The High-Level Meeting, chaired by Sefcovic, was attended by Internal Market Commissioner Thierry Breton, Jobs and Social Rights Commissioner Nicolas Schmit, 15 EU Member States, Vice-Presidents of the European Investment Bank Thomas Ostros and Ambroise Fayolle, European Bank for Reconstruction and Development First Vice-President Jürgen Rigterink, MEP Hildegard Bentele, and EIT InnoEnergy CEO Diego Pavía.

EU Commissioner Mariya Gabriel, responsible for Innovation, Research, Culture, Education and Youth, noted that transformative innovation must be met with skills and education for a new era. “The European Battery Alliance is implemented by the largest innovation ecosystem in Europe: the European Institute of Innovation and Technology. The EBA Academy will equip thousands of workers and learners with the skills needed by innovative companies and start-ups to grow and scaleup to become global tech champions. In addition it will also invest in the innovation ecosystem underpinning the European battery supply chain, with training platforms, centres, and curricula ready to meet the demands for a more competitive Europe,” Gabriel said.

Schmit called for equipping workers with new and additional skills to support growth and sustainability in the battery industry. “Supported through funding from REACT-EU, the European Battery Academy is crucial to accelerate the success story of the European Battery Alliance and is a concrete deliverable of the Pact for Skills. It will help Europe meet the demand of 800,000 workers that will need to be re-skilled or up-skilled in the battery industry by 2025,” Schmit said.
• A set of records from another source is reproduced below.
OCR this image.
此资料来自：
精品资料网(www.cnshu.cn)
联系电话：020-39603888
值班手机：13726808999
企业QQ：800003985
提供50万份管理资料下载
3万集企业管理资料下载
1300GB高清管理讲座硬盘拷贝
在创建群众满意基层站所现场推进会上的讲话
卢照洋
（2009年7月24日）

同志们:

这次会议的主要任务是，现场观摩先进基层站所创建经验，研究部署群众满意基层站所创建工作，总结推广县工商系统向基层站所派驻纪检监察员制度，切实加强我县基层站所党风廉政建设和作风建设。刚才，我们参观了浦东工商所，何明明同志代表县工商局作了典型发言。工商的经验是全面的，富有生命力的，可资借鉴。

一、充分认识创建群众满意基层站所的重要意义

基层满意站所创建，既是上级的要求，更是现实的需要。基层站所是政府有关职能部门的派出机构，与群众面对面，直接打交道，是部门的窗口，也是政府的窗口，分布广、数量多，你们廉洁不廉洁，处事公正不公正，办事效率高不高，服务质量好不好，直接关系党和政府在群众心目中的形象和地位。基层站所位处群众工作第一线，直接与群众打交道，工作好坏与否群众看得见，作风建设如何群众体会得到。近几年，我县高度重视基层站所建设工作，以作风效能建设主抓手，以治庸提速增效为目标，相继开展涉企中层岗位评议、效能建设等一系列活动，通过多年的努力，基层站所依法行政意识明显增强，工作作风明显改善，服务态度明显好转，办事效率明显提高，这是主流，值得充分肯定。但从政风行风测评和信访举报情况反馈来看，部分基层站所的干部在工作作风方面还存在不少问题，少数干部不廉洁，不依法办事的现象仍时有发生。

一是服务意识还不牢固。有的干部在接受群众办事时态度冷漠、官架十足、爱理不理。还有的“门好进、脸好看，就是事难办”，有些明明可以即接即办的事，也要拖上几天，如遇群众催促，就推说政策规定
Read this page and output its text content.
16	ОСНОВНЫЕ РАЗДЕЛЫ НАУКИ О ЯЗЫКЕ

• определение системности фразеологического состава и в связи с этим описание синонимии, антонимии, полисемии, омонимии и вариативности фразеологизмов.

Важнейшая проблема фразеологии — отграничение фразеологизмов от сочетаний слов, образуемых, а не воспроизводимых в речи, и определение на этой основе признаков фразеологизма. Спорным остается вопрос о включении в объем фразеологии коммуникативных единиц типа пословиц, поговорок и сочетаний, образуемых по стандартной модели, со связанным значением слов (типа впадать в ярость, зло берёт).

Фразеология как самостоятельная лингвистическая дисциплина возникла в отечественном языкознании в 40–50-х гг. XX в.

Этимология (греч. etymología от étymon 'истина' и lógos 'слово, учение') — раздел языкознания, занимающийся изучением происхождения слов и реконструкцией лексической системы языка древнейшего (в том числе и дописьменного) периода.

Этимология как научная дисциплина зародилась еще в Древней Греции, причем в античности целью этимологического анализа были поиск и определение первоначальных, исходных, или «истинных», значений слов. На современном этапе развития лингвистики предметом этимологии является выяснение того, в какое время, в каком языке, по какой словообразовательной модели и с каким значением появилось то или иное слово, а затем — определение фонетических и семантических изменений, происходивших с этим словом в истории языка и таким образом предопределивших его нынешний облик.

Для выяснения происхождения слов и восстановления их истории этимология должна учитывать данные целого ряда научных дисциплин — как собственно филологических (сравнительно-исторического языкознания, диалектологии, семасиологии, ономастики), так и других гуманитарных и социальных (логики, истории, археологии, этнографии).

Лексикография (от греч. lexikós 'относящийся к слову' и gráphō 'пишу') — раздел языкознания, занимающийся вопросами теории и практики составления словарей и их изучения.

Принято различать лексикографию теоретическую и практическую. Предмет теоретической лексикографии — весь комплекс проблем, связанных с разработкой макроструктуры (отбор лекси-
Breton reminded that five years ago Europe was at risk to fall irreversibly behind its competitors in the global batteries market. “Today, it is on its way to respond up to 90% of its needs by 2030. It is a remarkable U-turn and an example of what the EU can achieve thanks to a strong political commitment and common efforts. However, important progress remains to be accomplished in the area of sustainably and responsibly produced and sourced battery raw materials and equipping European workforce with the right skills. Our next challenge is to ensure that in these areas, we catch up with the considerable progress made on battery cells,” Breton said, adding, a key milestone will be the adoption of the new regulation on batteries. He called on the Member States and the European Parliament to find an agreement with no further delay.